"selamat datang Tuan Fathir Karunasankara!".
Al dan Ayah baru saja hendak memasuki bangunan itu sebelum pintu besar itu terbuka dari dalam serta menampilkan sosok pria yang berpakaian serba hitam.
Ayah membulatkan kedua bola matanya ketika sudah melihat jelas siapa sosok pria itu.
"Ma-maxime?" Al mendengar jika Ayahnya menggumamkan sesuatu yang ia yakini itu adalah nama dari sosok pria tersebut.
"Ayah kenal sama dia?".
"Anakmu yang pertama ini memang sangat pintar.

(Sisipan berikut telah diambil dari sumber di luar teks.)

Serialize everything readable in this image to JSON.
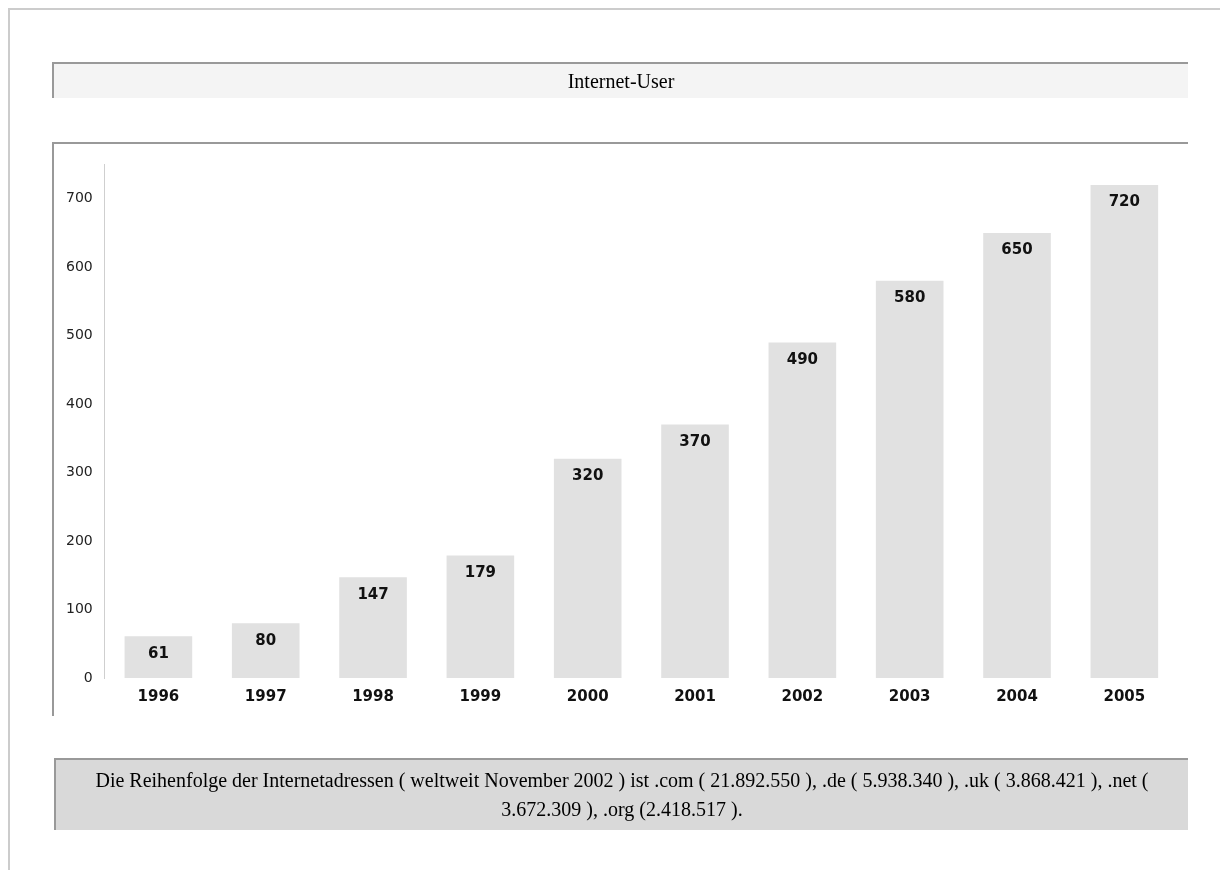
{
  "chart_data": {
    "type": "bar",
    "title": "Internet-User",
    "categories": [
      "1996",
      "1997",
      "1998",
      "1999",
      "2000",
      "2001",
      "2002",
      "2003",
      "2004",
      "2005"
    ],
    "values": [
      61,
      80,
      147,
      179,
      320,
      370,
      490,
      580,
      650,
      720
    ],
    "color": "#e1e1e1",
    "ylim": [
      0,
      750
    ],
    "yticks": [
      0,
      100,
      200,
      300,
      400,
      500,
      600,
      700
    ],
    "data_labels": true,
    "legend": false,
    "grid": false,
    "annotations": [
      "Die Reihenfolge der Internetadressen ( weltweit November 2002 ) ist .com ( 21.892.550 ), .de ( 5.938.340 ), .uk ( 3.868.421 ), .net ( 3.672.309 ), .org (2.418.517 )."
    ]
  }
}
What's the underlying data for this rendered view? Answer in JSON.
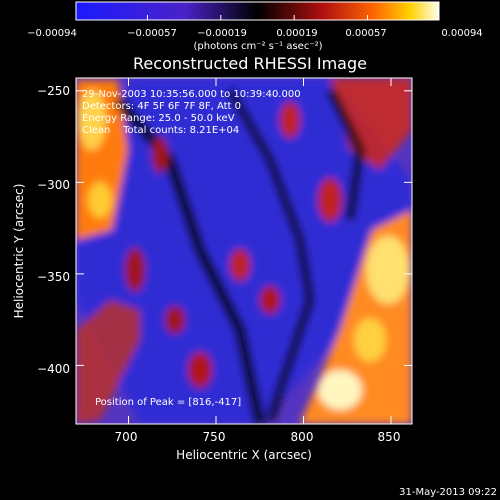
{
  "chart_data": {
    "type": "heatmap",
    "title": "Reconstructed RHESSI Image",
    "xlabel": "Heliocentric X (arcsec)",
    "ylabel": "Heliocentric Y (arcsec)",
    "xlim": [
      670,
      862
    ],
    "ylim": [
      -432,
      -243
    ],
    "x_ticks": [
      700,
      750,
      800,
      850
    ],
    "y_ticks": [
      -250,
      -300,
      -350,
      -400
    ],
    "x_tick_labels": [
      "700",
      "750",
      "800",
      "850"
    ],
    "y_tick_labels": [
      "−250",
      "−300",
      "−350",
      "−400"
    ],
    "colorbar": {
      "min": -0.00094,
      "max": 0.00094,
      "ticks": [
        -0.00094,
        -0.00057,
        -0.00019,
        0.00019,
        0.00057,
        0.00094
      ],
      "tick_labels": [
        "−0.00094",
        "−0.00057",
        "−0.00019",
        "0.00019",
        "0.00057",
        "0.00094"
      ],
      "units_label": "(photons cm⁻² s⁻¹ asec⁻²)"
    },
    "annotations": {
      "time_range": "29-Nov-2003 10:35:56.000 to 10:39:40.000",
      "detectors": "Detectors: 4F 5F 6F 7F 8F, Att 0",
      "energy_range": "Energy Range: 25.0 - 50.0 keV",
      "method_counts": "Clean    Total counts: 8.21E+04",
      "peak_position": "Position of Peak = [816,-417]"
    },
    "peak": {
      "x": 816,
      "y": -417
    }
  },
  "footer": {
    "timestamp": "31-May-2013 09:22"
  }
}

Tapi kenapa anak bungsumu penyakitan?" Pria yang bernama Maxime itu melontarkan kalimat yang membuat Ayah tersulut emosi.
Sebuah Bogeman mentah Ayah berikan kepada sosok pria itu. "Jaga bicara anda, sekarang katakan dimana anak saya!".
"Tenang, anak anda sedang bermain-main dengan temannya." Balas Maxime lantas berlalu meninggalkan kedua laki-laki tersebut.
Al dan Ayah saling pandang, mereka bingung siapa yang dimaksud teman oleh Maxime tadi. Tanpa pikir panjang Ayah dan Al mengikuti langkah kaki pria itu, sesampainya mereka di sebuah ruangan, kedua netra Al membulat sempurna kala melihat pemandangan yang sangat mengenaskan. Di depan matanya, Rahsya duduk terikat dengan wajah yang sudah penuh dengan muka memar. Bahkan kedua mata anak itu juga terpejam.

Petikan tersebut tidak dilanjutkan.